A CRUZ
Carlos Drummond de Andrade
Quase todos carregamos a nossa cruz;
alguns, além da própria, carregam a cruz dos outros. Carregar duas ou três
cruzes não é empresa superior às forças do homem. Veem-se ombros frágeis, quase
de vidro, suportando enormes madeiros. Parece que há mesmo um certo prazer
nisso e orgulho. O ar de sombria felicidade com que o homem costuma gemer, num
encontro de rua: “Pois é isso, lá vou eu carregando a minha cruz.” Olha-se para
ele, não transporta coisa nenhuma, ou simplesmente segura entre dois dedos um pacote
minúsculo, leve e até gracioso presente para a amada. Entretanto, ele garante
que sim, é até uma cruz bem pesada, não há cruzes leves. Temos que acreditar em
sua boa fé, como, aliás, na de todos os presidentes, ministros, governadores e
prefeitos, que, infalível e confessadamente, portam cruzes, e cruzes que eles
disputaram, cruzes que queriam esquivar-se-lhes, mas que eles perseguiram
tenazmente até alcançá-las e botá-las ao ombro. O extraordinário, mesmo, o
raro, o inconcebível é não carregar cruz nenhuma.

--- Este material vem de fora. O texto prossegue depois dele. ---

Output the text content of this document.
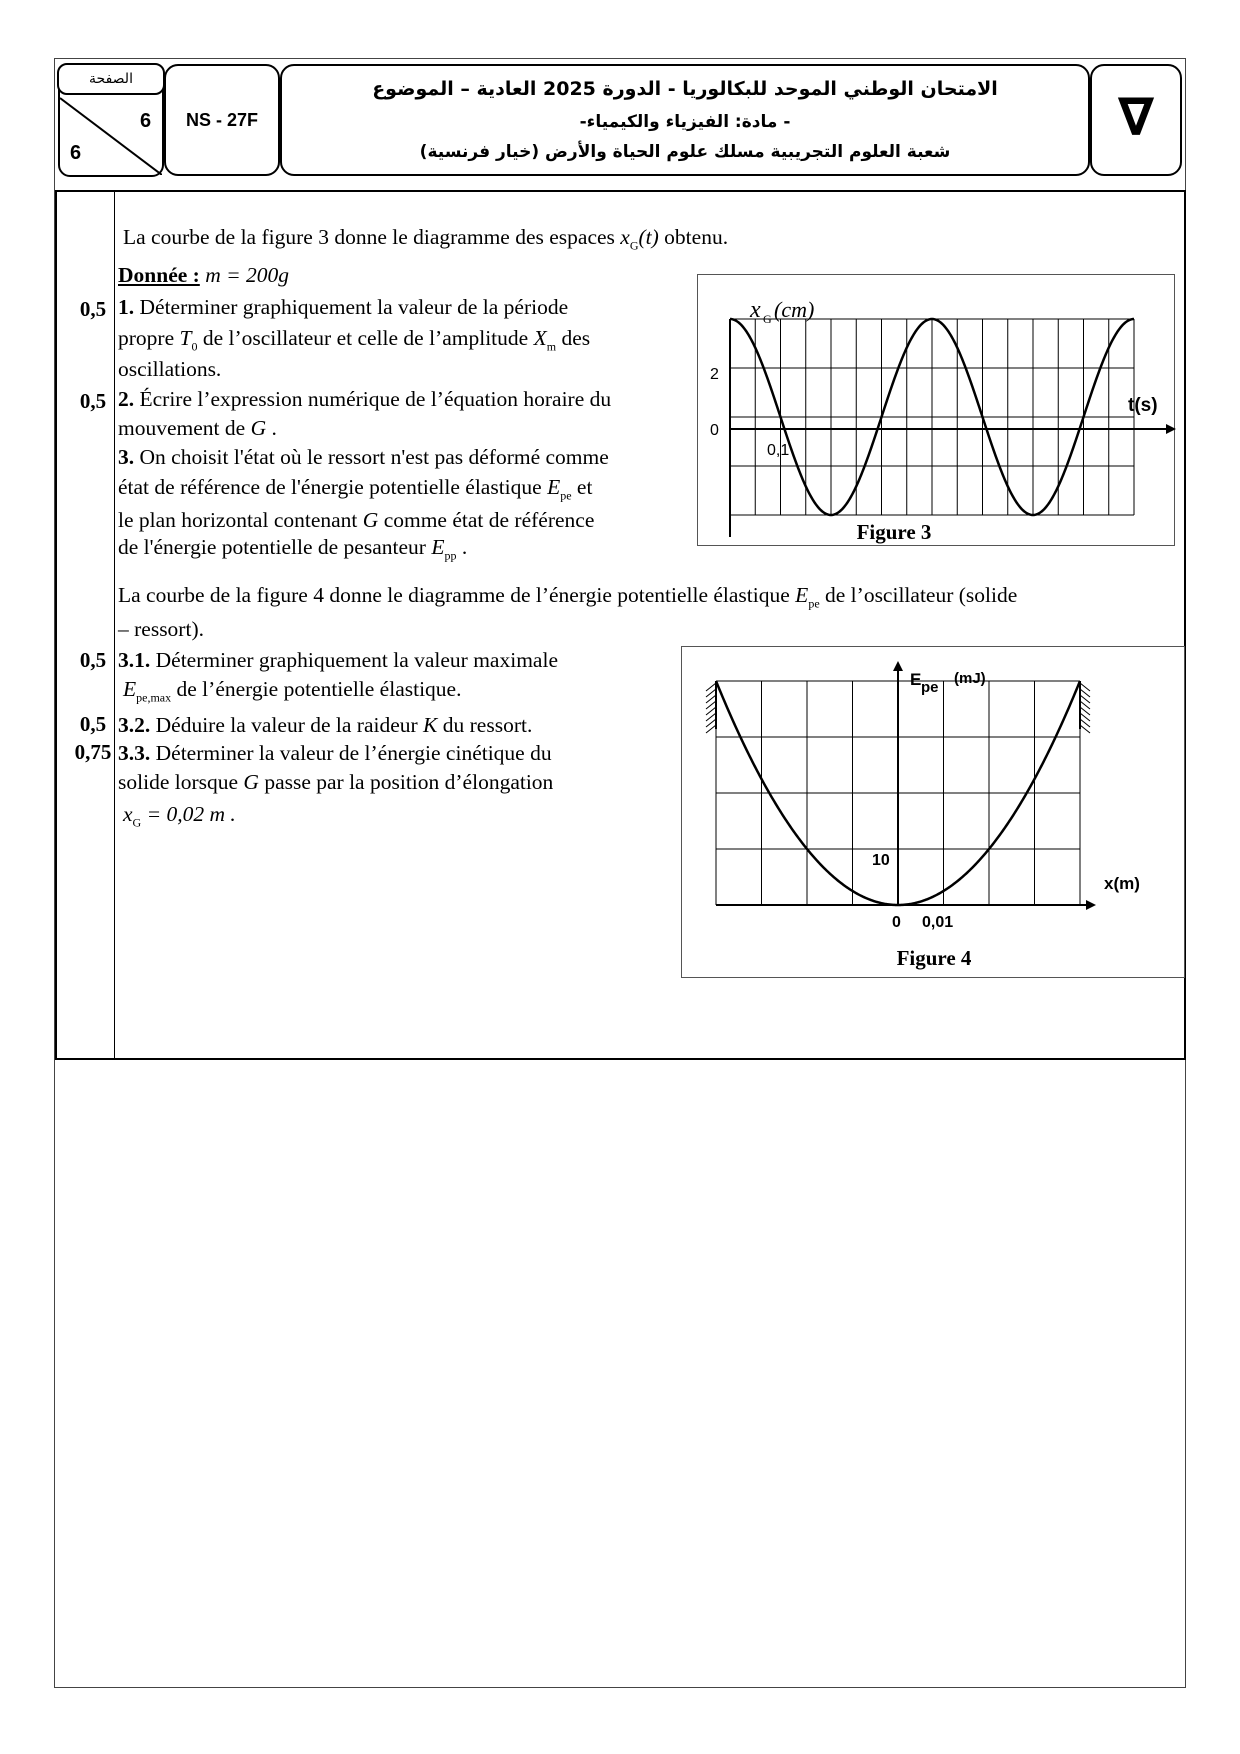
الصفحة
6
6
NS - 27F
الامتحان الوطني الموحد للبكالوريا - الدورة 2025 العادية – الموضوع
- مادة: الفيزياء والكيمياء-
شعبة العلوم التجريبية مسلك علوم الحياة والأرض (خيار فرنسية)
∇
0,5
0,5
0,5
0,5
0,75
La courbe de la figure 3 donne le diagramme des espaces $x_G(t)$ obtenu.
Donnée : m = 200g
1. Déterminer graphiquement la valeur de la période
propre $T_0$ de l’oscillateur et celle de l’amplitude $X_m$ des
oscillations.
2. Écrire l’expression numérique de l’équation horaire du
mouvement de G .
3. On choisit l'état où le ressort n'est pas déformé comme
état de référence de l'énergie potentielle élastique $E_{pe}$ et
le plan horizontal contenant G comme état de référence
de l'énergie potentielle de pesanteur $E_{pp}$ .
La courbe de la figure 4 donne le diagramme de l’énergie potentielle élastique $E_{pe}$ de l’oscillateur (solide
– ressort).
3.1. Déterminer graphiquement la valeur maximale
$E_{pe,max}$ de l’énergie potentielle élastique.
3.2. Déduire la valeur de la raideur K du ressort.
3.3. Déterminer la valeur de l’énergie cinétique du
solide lorsque G passe par la position d’élongation
$x_G = 0,02$ m .
x G (cm)
t(s)
2
0
0,1
Figure 3
E pe
(mJ)
x(m)
10
0 0,01
Figure 4
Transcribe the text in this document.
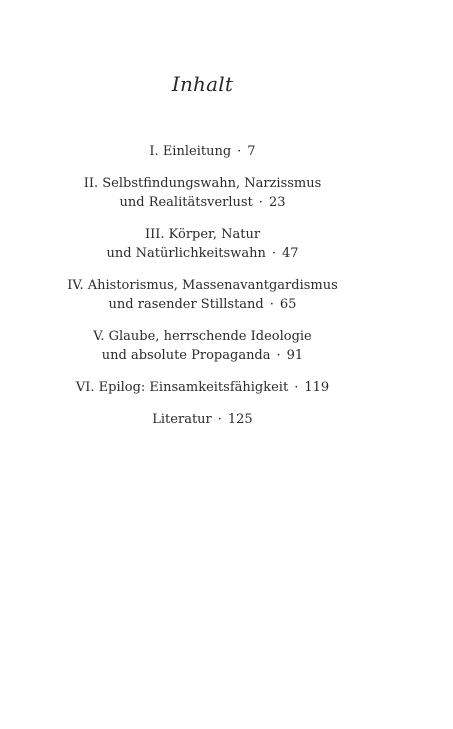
Inhalt
I. Einleitung · 7
II. Selbstfindungswahn, Narzissmus
und Realitätsverlust · 23
III. Körper, Natur
und Natürlichkeitswahn · 47
IV. Ahistorismus, Massenavantgardismus
und rasender Stillstand · 65
V. Glaube, herrschende Ideologie
und absolute Propaganda · 91
VI. Epilog: Einsamkeitsfähigkeit · 119
Literatur · 125
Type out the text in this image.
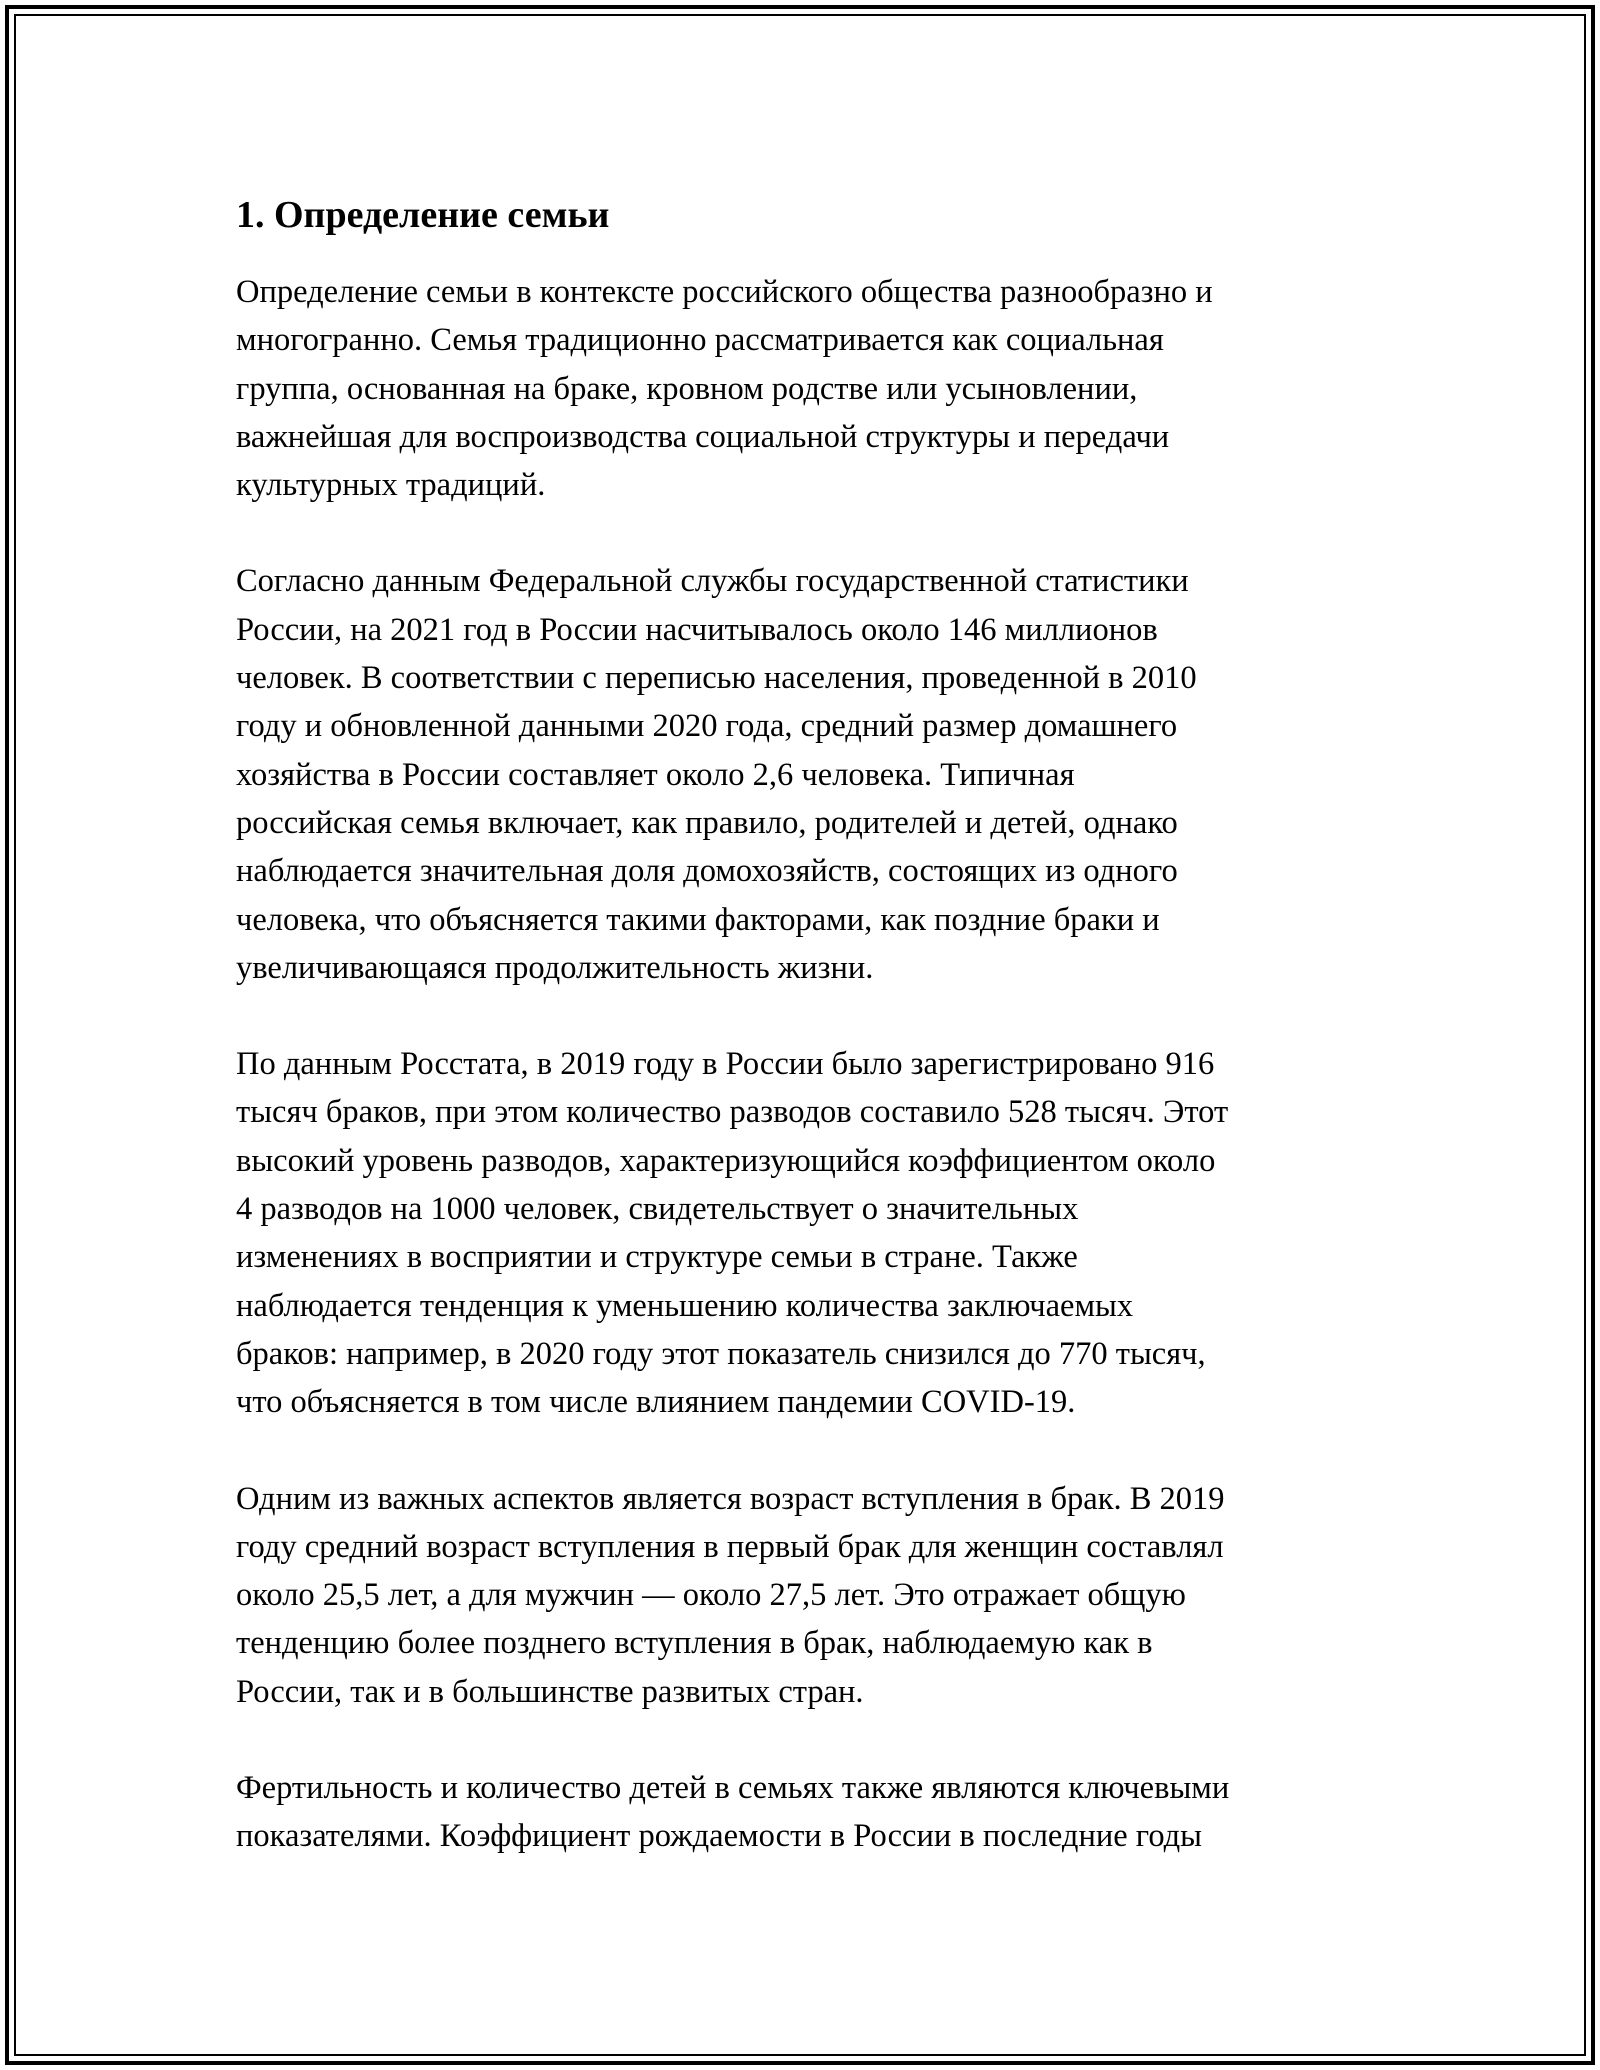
1. Определение семьи

Определение семьи в контексте российского общества разнообразно и
многогранно. Семья традиционно рассматривается как социальная
группа, основанная на браке, кровном родстве или усыновлении,
важнейшая для воспроизводства социальной структуры и передачи
культурных традиций.

Согласно данным Федеральной службы государственной статистики
России, на 2021 год в России насчитывалось около 146 миллионов
человек. В соответствии с переписью населения, проведенной в 2010
году и обновленной данными 2020 года, средний размер домашнего
хозяйства в России составляет около 2,6 человека. Типичная
российская семья включает, как правило, родителей и детей, однако
наблюдается значительная доля домохозяйств, состоящих из одного
человека, что объясняется такими факторами, как поздние браки и
увеличивающаяся продолжительность жизни.

По данным Росстата, в 2019 году в России было зарегистрировано 916
тысяч браков, при этом количество разводов составило 528 тысяч. Этот
высокий уровень разводов, характеризующийся коэффициентом около
4 разводов на 1000 человек, свидетельствует о значительных
изменениях в восприятии и структуре семьи в стране. Также
наблюдается тенденция к уменьшению количества заключаемых
браков: например, в 2020 году этот показатель снизился до 770 тысяч,
что объясняется в том числе влиянием пандемии COVID-19.

Одним из важных аспектов является возраст вступления в брак. В 2019
году средний возраст вступления в первый брак для женщин составлял
около 25,5 лет, а для мужчин — около 27,5 лет. Это отражает общую
тенденцию более позднего вступления в брак, наблюдаемую как в
России, так и в большинстве развитых стран.

Фертильность и количество детей в семьях также являются ключевыми
показателями. Коэффициент рождаемости в России в последние годы
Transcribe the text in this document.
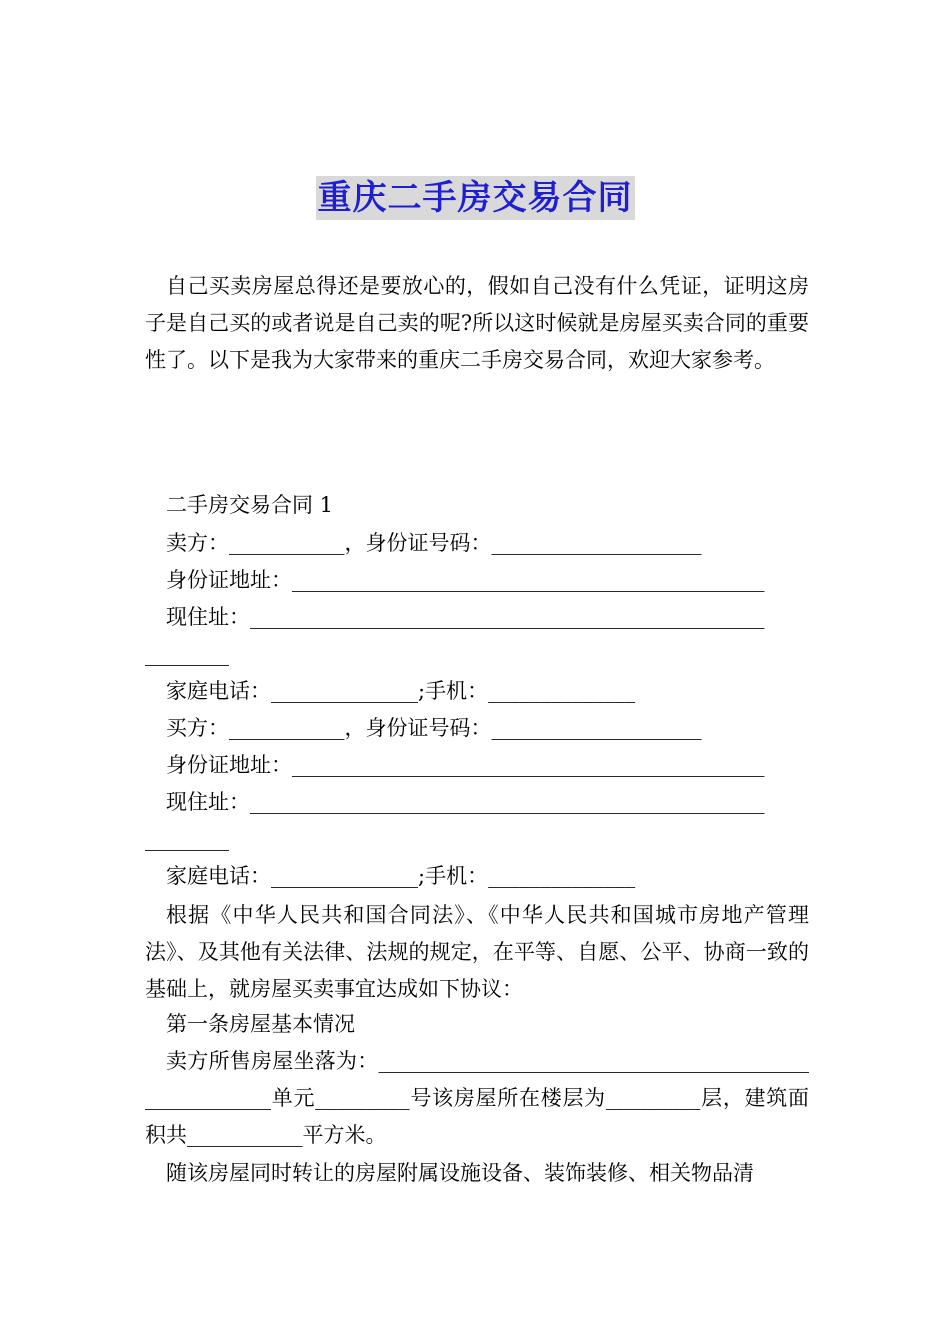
重庆二手房交易合同
自己买卖房屋总得还是要放心的，假如自己没有什么凭证，证明这房子是自己买的或者说是自己卖的呢?所以这时候就是房屋买卖合同的重要性了。以下是我为大家带来的重庆二手房交易合同，欢迎大家参考。
二手房交易合同 1
卖方：___________，身份证号码：____________________
身份证地址：_____________________________________________
现住址：_________________________________________________
________
家庭电话：______________;手机：______________
买方：___________，身份证号码：____________________
身份证地址：_____________________________________________
现住址：_________________________________________________
________
家庭电话：______________;手机：______________
根据《中华人民共和国合同法》、《中华人民共和国城市房地产管理法》、及其他有关法律、法规的规定，在平等、自愿、公平、协商一致的基础上，就房屋买卖事宜达成如下协议：
第一条房屋基本情况
卖方所售房屋坐落为：_____________________________________________________单元_________号该房屋所在楼层为_________层，建筑面积共___________平方米。
随该房屋同时转让的房屋附属设施设备、装饰装修、相关物品清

Vejam esse homem: É cearense. Vale
dizer que nasceu com a cruz ao lado, não precisou requerê-la. Mudou-se de sua
terra, e isso significa reforçar o peso da cruz, como fazem exilados. Escolheu uma
cidade de São Paulo: Itabira. Fez-se comerciante. A cruz pesou-lhe menos. Há, é
certo, os impostos, os fregueses importunais, competição, porém não resta
dúvida que sua cruz se tornou mais confortável. Era uma cruz urbana,
matriculada na Junta Comercial, sem seca nem mandacaru, enfim, uma cruz como
tantas que carregamos sem perceber. Não ficou, porém, satisfeito. E ei-lo que
manda fabricar outra cruz, ampla e bem vistosa, e te solve literalmente carrega-la,
não apenas de sua casa à igreja de Itabira, mas até São Paulo; até o Rio; até o
Vaticano.
Esse homem vai a Roma de cruz às
costas. Já recebeu as bênçãos do vigário e será alvo de manifestações nas
cidades por onde for passando, porque vai a pé, à boa maneira dos peregrinos,
senão à Itália, pelo menos à Guanabara. Aqui tomará o navio, mas, a cruz será
sua companheira a bordo, e com ela se apresentará ao Papa.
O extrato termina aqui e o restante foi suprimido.